Até que o leva ao Nada em que a Dor extravasa.

Não importa! a caveira ainda ri mais forte,

Pois que ela passa, então, a máscara descida,

Da comédia da vida à comédia da morte.

AUTÓPSIA

(Ada Negri).

Impassível doutor, que empunhas o calelo,

Incapaz de qualquer sentimento mais brando,

Vais o meu corpo nu, sem o menor desvelo,

Talhando e retalhando...

Ah! ignoras quem fui... Não vês que desafio

O golpe cru de tua lâmina glacial?

Pois já vais conhecer do meu drama sombrio

O que fui, afinal.

Donde vim? Do pecado: enjeitaram-me, creio;

Nunca soube o que fosse um carinho materno;

Não tive lar, sofri o ríspido bloqueio

Das nevascas do inverno.

Curti noites de febre e insônia, a arfar, diante

Das minazes visões do dia de amanhã:

 — Horas de inútil prece, horas de fome uivante,

Horas de rude afã...

Assim fui percorrendo, ao peso das fadigas,

Um por um, da Miséria escusos corredores,

Por entre crispações de faces inimigas

E máscaras de dores...

Até que, um dia, entrei, exangue e combalida,

No lôbrego hospital, já prestes a morrer:

Foi então que paguei, com uns restos de vida,

O crime de viver.

Sem ouvir, junto a mim, uma oração magoada,

Que me fizesse crer na paz do céu venturo,

Deixaram-me extinguir, num catre, abandonada,

Como um cão no monturo...

A Natureza, entanto, irônica e indiscreta,

Da beleza me deu o imortal esplendor;

Mas, para quê? Para atirá-lo à vasa infecta,

Sem um beijo de amor.

Antes disso, bofé! que o bisturi lascivo

Me recorte a epiderme, o corpo me esviscere!

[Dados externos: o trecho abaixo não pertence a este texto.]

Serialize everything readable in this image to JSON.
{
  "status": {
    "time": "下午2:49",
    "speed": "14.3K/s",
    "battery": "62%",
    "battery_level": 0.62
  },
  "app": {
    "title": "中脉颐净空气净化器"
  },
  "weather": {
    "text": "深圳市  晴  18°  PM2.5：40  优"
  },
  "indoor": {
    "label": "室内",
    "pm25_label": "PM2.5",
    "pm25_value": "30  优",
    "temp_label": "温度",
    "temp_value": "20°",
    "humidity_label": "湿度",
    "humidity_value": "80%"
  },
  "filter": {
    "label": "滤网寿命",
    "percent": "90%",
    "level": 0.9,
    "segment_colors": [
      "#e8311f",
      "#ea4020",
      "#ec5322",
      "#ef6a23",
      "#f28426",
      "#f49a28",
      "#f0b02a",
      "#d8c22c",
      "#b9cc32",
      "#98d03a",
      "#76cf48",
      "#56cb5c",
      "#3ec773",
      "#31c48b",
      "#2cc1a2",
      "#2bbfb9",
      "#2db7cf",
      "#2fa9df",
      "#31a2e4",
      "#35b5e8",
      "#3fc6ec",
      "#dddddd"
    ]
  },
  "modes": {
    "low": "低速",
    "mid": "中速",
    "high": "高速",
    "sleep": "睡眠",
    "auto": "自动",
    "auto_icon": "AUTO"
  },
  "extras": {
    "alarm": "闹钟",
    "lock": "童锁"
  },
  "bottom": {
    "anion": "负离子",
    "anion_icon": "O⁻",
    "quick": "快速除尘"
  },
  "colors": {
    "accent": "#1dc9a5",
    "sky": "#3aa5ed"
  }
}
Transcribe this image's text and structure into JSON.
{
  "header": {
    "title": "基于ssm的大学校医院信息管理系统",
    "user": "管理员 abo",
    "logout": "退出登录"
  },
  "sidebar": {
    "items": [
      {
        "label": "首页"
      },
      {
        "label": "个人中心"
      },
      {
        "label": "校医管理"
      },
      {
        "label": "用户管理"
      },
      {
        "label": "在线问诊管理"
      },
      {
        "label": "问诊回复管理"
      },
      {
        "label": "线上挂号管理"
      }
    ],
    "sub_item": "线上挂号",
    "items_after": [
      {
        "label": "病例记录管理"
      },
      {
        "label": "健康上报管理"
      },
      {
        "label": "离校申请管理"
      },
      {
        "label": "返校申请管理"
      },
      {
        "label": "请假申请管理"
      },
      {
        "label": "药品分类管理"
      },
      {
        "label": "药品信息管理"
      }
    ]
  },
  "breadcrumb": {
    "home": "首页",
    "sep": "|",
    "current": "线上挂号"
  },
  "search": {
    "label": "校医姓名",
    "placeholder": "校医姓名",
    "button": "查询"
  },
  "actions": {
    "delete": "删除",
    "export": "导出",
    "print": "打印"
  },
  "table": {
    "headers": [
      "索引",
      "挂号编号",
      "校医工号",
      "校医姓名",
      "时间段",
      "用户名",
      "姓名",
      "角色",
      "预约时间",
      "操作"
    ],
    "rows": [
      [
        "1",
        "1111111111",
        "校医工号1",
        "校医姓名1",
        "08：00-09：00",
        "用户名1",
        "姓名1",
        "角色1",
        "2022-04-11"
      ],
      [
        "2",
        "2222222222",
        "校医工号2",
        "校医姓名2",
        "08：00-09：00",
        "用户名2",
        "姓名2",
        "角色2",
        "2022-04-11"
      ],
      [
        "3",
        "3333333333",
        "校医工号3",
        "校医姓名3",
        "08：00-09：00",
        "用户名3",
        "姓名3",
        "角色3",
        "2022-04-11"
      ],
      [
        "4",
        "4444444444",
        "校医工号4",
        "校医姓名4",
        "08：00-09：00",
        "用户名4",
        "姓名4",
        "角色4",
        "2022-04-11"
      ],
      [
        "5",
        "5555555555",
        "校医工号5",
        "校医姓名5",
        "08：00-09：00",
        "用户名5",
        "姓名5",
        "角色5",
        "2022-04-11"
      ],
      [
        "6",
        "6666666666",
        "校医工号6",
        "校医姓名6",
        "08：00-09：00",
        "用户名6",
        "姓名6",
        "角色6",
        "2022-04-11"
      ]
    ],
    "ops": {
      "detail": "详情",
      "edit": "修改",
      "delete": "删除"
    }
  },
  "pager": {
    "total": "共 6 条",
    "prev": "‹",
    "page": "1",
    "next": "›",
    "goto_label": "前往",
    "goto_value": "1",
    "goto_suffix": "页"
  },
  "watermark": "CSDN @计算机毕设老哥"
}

Que importa! Em mim se encarna o sonho redivivo

De uma lúbrica hetere...

Mas, agora, reparo, estoico anatomista,

Que, suspenso o cutelo, hesitas em sarjar

A neve do meu colo, estremecendo, à vista

Dessa flor de luar...

Vamos! golpeia presto! esquadrinha e procura

O lugar em que está meu coração... Coragem!

A Dor nele morou qual numa furna escura

Um animal selvagem.

Ah! não basta... Depois, no meu ventre escavado,

Sonda o mistério atroz da fome; pois, talvez,

Resolvas a questão desse mal num “Tratado”,

Para o rico burguês.

Mas observa, afinal, com teu olhar profundo,

Que o meu olhar de gelo, impávido, te acusa,

Como algoz de meu corpo — o último algoz! — no mundo,

Em que fui uma intrusa...

Eis a cena final... Vamos! arreia o pano

Sobre o meu corpo nu, sem gesto e sem ação...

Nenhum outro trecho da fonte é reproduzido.